Johanna has also released two more packages as freeware. The first, GuitarST, is a two‑track "guitar sequencer, arranger and tablature‑printing system" — and there can't be many of those about for any platform! Simply put, the user creates a chord sequence, and defines the fingering pattern for one or two guitars. Chords can be chosen from a library, or created from scratch, and there is plenty of control over normal sequencer functions such as tempo, velocity and quantisation. Work can be loaded and saved in MIDI File format too. A sequence is also translated into a printer‑friendly tablature‑based layout, with or without right‑hand fingering notation; I don't have a printer attached to my Atari, but if the screen display is representative, any decent printer should produce good results. Interestingly, you can also define the number of strings and the tuning of your virtual guitars. As with Johanna's other work, GuitarST has an elegant, approachable interface; a tutorial is available on her web site.

And finally, EasySequenzer ST. If you joined us for last month's episode, you'll know that the author runs a music school, and EasySequenzer ST was created to give some of her young students their first experiences with MIDI and "pop song" creation. This unfussy program has all the basic recording and editing tools you'd need in a 16‑track sequencer, and makes light work of creating and rearranging a song. There's no help file as such, but all functions flash up on the top line of the display as your mouse moves over on‑screen elements.


Atari News Bites


As mentioned last month, MyAtari, the on‑line mag for all matters Atari, has reached its first birthday with its October issue. Well done! Of interest to musical Atari users is a piece on Hybrid Arts' Ludwig interactive composition aid. The most unusual feature is the Spot the Hard Drive competition: an Atari event recently occurred at Lengenfeld, Germany (the Unconventional Party 2001,, and visitors apparently took part in a hard‑drive chucking contest. MyAtari have doctored a few photos: use your skill and judgement to decide where the hard drive might be!

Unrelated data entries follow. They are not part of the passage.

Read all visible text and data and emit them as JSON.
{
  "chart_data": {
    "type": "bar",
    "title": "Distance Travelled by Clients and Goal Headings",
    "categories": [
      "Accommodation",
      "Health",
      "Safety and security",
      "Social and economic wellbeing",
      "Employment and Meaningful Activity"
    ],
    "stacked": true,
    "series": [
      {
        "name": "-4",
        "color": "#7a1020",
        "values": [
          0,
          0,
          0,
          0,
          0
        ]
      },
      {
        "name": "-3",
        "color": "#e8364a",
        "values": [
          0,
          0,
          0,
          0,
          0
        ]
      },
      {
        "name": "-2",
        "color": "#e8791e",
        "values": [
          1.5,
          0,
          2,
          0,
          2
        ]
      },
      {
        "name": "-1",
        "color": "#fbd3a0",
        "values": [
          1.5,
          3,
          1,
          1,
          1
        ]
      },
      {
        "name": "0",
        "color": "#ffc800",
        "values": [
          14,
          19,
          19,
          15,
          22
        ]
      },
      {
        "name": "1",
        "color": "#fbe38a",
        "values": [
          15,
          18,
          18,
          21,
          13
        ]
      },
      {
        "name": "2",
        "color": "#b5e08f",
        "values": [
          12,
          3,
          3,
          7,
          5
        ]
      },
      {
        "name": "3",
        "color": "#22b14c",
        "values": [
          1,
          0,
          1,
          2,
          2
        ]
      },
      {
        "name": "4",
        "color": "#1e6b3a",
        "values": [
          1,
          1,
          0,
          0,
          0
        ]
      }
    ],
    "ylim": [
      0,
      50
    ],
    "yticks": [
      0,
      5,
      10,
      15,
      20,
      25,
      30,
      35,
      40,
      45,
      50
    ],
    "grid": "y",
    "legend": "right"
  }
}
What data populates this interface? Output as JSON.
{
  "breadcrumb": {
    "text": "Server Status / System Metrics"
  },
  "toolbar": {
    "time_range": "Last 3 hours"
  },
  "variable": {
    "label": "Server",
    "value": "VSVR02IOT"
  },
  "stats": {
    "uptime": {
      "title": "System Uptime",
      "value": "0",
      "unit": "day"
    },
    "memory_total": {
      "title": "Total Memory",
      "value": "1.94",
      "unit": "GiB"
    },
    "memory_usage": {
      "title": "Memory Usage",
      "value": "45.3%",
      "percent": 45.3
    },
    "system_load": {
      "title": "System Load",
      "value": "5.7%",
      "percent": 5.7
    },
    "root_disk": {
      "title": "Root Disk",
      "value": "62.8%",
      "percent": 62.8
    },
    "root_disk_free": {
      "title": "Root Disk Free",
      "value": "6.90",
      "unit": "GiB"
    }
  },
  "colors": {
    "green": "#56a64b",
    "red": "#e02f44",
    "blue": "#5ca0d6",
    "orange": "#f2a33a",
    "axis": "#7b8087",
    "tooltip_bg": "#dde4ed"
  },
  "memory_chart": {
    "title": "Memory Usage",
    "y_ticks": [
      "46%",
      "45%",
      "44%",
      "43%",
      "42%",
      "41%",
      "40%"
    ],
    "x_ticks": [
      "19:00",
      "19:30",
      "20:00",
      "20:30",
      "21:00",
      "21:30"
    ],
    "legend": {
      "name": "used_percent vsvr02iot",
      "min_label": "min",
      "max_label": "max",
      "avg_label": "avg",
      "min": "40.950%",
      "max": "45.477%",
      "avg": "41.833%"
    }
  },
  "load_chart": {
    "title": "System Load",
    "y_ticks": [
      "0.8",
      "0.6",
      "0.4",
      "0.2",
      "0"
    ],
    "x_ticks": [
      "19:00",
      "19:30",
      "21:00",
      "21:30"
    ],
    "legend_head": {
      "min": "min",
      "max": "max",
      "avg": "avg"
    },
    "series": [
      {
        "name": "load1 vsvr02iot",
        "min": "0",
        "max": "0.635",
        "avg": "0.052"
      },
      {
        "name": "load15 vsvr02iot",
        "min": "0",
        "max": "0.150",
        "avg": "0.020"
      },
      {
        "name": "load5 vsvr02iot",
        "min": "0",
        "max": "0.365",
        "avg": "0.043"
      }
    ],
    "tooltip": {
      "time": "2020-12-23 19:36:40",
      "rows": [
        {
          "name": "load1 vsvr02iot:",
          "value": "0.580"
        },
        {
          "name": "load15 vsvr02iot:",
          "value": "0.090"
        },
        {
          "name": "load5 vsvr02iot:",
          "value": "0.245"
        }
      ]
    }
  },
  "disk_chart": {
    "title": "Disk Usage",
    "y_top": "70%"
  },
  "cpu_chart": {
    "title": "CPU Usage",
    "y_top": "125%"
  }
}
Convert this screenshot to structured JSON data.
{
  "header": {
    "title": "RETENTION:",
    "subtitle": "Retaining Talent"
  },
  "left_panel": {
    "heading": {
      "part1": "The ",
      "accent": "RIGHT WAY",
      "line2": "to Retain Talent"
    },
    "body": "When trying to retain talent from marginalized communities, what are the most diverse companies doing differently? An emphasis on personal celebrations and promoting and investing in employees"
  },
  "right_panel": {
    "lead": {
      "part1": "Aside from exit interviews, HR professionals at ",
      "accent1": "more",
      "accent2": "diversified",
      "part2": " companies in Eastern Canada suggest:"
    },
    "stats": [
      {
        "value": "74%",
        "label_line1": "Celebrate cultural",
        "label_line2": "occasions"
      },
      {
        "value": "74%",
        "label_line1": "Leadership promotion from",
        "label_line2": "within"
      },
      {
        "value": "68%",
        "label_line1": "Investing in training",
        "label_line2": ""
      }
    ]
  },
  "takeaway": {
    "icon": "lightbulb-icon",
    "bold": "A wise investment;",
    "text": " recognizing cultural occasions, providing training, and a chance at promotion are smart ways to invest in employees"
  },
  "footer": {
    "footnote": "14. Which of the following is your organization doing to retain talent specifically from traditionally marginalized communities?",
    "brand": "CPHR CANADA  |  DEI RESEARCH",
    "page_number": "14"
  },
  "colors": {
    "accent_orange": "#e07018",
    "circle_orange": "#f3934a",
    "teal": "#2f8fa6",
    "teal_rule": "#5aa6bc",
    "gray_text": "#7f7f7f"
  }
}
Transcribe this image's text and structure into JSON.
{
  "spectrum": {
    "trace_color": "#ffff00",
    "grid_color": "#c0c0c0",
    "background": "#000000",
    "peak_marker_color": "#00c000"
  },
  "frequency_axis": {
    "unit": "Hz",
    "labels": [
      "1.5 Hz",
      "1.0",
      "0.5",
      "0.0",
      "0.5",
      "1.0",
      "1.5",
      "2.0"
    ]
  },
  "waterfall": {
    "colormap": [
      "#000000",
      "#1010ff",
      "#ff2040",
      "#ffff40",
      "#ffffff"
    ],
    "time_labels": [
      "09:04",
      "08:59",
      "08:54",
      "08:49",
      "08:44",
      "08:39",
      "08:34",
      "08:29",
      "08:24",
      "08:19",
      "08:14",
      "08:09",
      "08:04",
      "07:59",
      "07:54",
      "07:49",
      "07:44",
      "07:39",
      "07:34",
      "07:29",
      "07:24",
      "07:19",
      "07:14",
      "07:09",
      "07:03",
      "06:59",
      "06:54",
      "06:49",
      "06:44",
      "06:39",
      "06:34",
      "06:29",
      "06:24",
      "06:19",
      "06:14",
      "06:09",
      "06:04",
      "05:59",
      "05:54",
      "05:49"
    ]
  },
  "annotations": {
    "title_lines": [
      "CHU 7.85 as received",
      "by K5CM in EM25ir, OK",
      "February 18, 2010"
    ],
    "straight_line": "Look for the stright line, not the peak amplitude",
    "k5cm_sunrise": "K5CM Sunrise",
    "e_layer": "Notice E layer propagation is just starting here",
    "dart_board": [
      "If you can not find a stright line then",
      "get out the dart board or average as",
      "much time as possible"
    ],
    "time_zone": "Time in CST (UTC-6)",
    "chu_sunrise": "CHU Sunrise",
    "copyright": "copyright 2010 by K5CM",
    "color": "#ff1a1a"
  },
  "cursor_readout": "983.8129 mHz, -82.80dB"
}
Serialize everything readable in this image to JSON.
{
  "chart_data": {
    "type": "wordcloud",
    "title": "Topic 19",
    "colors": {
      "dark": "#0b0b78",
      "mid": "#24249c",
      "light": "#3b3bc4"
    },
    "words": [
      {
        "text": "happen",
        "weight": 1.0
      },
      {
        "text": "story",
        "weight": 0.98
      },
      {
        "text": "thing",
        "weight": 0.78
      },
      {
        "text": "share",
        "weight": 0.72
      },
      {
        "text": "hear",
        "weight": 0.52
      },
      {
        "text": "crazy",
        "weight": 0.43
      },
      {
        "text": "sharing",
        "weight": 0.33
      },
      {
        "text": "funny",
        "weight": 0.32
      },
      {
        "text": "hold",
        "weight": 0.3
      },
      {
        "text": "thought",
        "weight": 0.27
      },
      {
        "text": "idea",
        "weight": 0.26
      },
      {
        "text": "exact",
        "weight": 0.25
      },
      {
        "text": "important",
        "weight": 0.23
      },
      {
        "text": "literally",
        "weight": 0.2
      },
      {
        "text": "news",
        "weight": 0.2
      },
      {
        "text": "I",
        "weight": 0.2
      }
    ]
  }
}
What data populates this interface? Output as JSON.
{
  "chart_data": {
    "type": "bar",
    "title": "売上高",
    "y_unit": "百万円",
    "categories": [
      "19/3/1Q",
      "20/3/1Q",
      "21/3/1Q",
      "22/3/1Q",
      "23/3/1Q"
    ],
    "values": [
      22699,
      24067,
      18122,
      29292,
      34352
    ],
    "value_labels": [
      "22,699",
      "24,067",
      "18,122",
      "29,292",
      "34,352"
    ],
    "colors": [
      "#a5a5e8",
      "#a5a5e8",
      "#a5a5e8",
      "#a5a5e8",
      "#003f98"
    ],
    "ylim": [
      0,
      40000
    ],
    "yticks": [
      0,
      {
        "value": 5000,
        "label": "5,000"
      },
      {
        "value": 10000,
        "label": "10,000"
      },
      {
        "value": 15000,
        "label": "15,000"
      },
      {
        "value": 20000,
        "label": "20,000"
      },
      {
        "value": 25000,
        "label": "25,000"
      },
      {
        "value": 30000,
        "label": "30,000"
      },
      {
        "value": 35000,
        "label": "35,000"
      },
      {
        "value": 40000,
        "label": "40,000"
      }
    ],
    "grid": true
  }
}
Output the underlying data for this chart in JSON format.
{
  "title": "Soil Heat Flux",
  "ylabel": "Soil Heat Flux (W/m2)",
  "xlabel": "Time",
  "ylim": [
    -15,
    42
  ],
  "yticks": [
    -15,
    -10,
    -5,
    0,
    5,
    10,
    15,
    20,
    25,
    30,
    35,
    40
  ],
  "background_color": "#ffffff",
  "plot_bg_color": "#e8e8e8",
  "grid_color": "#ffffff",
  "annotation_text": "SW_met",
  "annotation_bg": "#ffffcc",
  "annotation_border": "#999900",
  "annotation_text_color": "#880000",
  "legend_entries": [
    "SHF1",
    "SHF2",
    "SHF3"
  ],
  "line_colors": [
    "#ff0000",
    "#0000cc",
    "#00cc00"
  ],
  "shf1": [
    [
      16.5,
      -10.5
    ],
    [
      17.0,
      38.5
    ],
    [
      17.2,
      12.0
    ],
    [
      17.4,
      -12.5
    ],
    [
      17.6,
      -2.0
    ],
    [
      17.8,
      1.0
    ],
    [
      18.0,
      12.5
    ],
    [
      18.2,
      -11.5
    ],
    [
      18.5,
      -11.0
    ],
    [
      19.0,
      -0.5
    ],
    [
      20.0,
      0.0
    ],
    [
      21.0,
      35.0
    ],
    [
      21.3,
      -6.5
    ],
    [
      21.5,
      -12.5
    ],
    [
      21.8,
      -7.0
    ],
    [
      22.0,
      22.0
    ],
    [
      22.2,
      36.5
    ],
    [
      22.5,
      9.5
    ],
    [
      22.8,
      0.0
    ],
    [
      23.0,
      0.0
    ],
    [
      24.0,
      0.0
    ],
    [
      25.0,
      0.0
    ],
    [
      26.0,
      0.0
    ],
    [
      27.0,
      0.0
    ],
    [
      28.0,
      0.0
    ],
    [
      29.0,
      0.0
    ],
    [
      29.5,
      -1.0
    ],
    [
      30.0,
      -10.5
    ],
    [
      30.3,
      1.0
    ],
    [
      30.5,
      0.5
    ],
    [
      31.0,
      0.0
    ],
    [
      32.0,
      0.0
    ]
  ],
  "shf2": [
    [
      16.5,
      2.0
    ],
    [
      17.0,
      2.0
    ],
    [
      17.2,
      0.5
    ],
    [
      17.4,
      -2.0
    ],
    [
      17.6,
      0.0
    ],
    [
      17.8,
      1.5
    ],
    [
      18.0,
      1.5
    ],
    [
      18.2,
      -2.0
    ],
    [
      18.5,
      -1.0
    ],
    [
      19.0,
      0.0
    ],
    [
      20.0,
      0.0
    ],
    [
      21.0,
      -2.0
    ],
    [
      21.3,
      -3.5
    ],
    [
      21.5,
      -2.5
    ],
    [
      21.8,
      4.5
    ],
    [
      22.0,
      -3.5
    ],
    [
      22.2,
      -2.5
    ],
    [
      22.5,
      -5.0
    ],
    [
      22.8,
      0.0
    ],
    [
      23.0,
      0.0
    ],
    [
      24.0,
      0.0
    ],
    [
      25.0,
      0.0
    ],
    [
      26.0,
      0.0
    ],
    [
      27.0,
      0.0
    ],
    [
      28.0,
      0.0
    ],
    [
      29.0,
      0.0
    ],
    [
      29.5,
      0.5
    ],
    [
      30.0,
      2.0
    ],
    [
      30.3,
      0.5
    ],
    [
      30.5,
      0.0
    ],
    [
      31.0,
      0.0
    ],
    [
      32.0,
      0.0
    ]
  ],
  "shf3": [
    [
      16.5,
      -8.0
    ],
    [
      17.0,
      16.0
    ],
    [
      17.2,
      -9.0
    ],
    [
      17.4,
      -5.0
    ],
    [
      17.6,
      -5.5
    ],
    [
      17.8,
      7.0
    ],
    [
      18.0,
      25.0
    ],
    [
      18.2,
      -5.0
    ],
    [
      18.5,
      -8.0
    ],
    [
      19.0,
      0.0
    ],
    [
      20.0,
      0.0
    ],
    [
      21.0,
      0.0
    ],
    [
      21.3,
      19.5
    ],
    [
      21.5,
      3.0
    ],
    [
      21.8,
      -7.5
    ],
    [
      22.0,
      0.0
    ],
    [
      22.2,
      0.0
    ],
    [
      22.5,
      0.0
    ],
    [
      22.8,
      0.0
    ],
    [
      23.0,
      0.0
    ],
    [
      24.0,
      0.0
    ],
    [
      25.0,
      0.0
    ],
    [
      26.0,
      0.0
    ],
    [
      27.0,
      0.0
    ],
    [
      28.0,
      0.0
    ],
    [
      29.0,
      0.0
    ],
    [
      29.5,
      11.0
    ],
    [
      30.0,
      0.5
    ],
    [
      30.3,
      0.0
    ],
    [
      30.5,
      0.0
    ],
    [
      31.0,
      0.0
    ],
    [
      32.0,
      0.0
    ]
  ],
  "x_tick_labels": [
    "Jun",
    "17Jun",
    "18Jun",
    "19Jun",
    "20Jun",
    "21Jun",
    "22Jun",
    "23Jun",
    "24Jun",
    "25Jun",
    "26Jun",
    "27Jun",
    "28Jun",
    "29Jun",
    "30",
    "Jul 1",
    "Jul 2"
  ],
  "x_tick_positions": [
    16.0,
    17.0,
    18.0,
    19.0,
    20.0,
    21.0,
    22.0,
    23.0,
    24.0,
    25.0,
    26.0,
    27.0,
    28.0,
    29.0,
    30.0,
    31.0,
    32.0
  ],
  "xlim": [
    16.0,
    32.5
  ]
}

One wouldn't have expected fallout from September 11's tragic events to land in this column. However, Emile Tobenfeld — the Dr T behind much legendary Atari music software — has been photographing the twin towers of the World Trade Centre for quite a few years. We mention this because the good Doctor has placed a selection of photographs on his web site, as a sort of memorial to the towers' destruction (a "visual wake", he calls it).

There are strange and beautiful images here, made all the more poignant because their subject no longer exists.